Few studies have mapped decision-making factors behind mode of birth to postpartum outcomes. This review's aim was to compare factors that drive women's decision making on mode of birth and postnatal outcomes.

Methods

This narrative literature review of Google Scholar, PubMed, Medline and Wiley Online Library explored studies published from 2000 onwards that compared caesarean section and vaginal birth in relation to decision-making factors and postnatal quality of life. Extracted data were analysed thematically.

Results

A total of 10 articles were included. Most women favoured vaginal birth, associating it with satisfaction, fear of surgery and cultural norms. Caesarean sections were favoured because of a fear of pain, previous caesarean section experience and the perception that it was easier. There were poorer physical and mental postpartum quality of life outcomes for caesarean sections and assisted vaginal birth, even after 10 years.

Conclusions

Healthcare professionals require more exposure to supporting women to decide on mode of birth. Routine checks for new mothers require a holistic, person-centred approach as opposed to generalised care.

Implications for practice

Healthcare workers can and should make every contact with intending and present mothers count. Open conversations about childbirth need to be had, even outside of women's health spaces, with appropriate referrals and signposting to best available evidence for informed decisions to be made regarding mode of childbirth and expected outcomes.

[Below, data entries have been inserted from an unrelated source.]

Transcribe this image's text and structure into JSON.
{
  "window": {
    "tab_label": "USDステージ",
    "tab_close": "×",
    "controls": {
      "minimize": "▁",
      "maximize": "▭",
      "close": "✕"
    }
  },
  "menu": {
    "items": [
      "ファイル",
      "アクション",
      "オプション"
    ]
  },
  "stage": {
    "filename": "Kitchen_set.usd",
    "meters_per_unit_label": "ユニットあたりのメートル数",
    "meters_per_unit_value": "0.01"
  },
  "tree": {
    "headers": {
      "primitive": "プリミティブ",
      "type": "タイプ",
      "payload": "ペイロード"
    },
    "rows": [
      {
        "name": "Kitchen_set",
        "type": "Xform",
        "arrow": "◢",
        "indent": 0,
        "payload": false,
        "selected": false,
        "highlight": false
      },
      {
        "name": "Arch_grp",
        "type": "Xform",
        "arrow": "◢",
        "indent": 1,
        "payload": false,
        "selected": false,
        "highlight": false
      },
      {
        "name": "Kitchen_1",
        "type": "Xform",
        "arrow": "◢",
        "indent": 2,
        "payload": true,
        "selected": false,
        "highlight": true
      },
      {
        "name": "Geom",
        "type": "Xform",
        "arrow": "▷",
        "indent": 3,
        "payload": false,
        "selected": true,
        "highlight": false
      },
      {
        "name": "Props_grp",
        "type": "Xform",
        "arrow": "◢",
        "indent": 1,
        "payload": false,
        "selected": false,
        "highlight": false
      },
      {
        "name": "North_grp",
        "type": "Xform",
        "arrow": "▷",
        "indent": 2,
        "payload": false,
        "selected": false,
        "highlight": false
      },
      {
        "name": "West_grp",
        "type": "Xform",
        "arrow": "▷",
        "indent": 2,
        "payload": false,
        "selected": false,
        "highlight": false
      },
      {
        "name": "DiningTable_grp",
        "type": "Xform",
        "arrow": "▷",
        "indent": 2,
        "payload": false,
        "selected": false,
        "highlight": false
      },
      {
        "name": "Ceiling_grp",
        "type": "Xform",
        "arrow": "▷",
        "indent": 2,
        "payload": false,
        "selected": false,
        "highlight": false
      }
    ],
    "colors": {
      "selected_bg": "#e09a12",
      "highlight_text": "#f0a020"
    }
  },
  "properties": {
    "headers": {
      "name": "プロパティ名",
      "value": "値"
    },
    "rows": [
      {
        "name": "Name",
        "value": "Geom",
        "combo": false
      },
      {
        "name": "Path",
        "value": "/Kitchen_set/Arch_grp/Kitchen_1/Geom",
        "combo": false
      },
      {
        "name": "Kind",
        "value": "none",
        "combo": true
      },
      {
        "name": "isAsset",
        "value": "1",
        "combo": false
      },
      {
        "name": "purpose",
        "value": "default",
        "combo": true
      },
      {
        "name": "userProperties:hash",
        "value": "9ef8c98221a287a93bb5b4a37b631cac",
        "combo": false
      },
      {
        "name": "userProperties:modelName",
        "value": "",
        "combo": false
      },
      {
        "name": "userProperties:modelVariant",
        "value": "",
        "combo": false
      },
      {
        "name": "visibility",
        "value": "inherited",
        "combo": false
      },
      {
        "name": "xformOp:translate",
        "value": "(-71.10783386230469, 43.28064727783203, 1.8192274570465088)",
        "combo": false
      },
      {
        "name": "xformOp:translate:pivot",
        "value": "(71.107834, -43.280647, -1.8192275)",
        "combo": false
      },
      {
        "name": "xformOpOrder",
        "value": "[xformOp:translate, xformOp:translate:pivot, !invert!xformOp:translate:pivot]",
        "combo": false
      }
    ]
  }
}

Caesarean section rates have steadily increased, with global rates of 21.1% almost doubling since 2000 (Zewude et al, 2022). World Health Organization (WHO, 2021) records show that caesarean section rates grew from 7% in 1990 to 21% in 2021. By 2030, it is predicted that one-third of all births will likely be by caesarean section (WHO, 2021). This escalation is associated with an increase specifically in women choosing to have a caesarean section, as over 40% of caesarean sections are elective (Evans et al, 2022). This indicates a need to understand the driving factors and perceived benefits behind decision making in relation to mode of birth (Miller et al, 2016). It has been suggested that caesarean section may be seen as an easier option, although there is limited evidence to support this (Loke et al, 2015). Tuschy et al (2018) suggested that it was the result of advancements in medical procedures and equipment, as well as guidelines supporting women's autonomy in decision making (National Institute for Health and Care Excellence, 2019).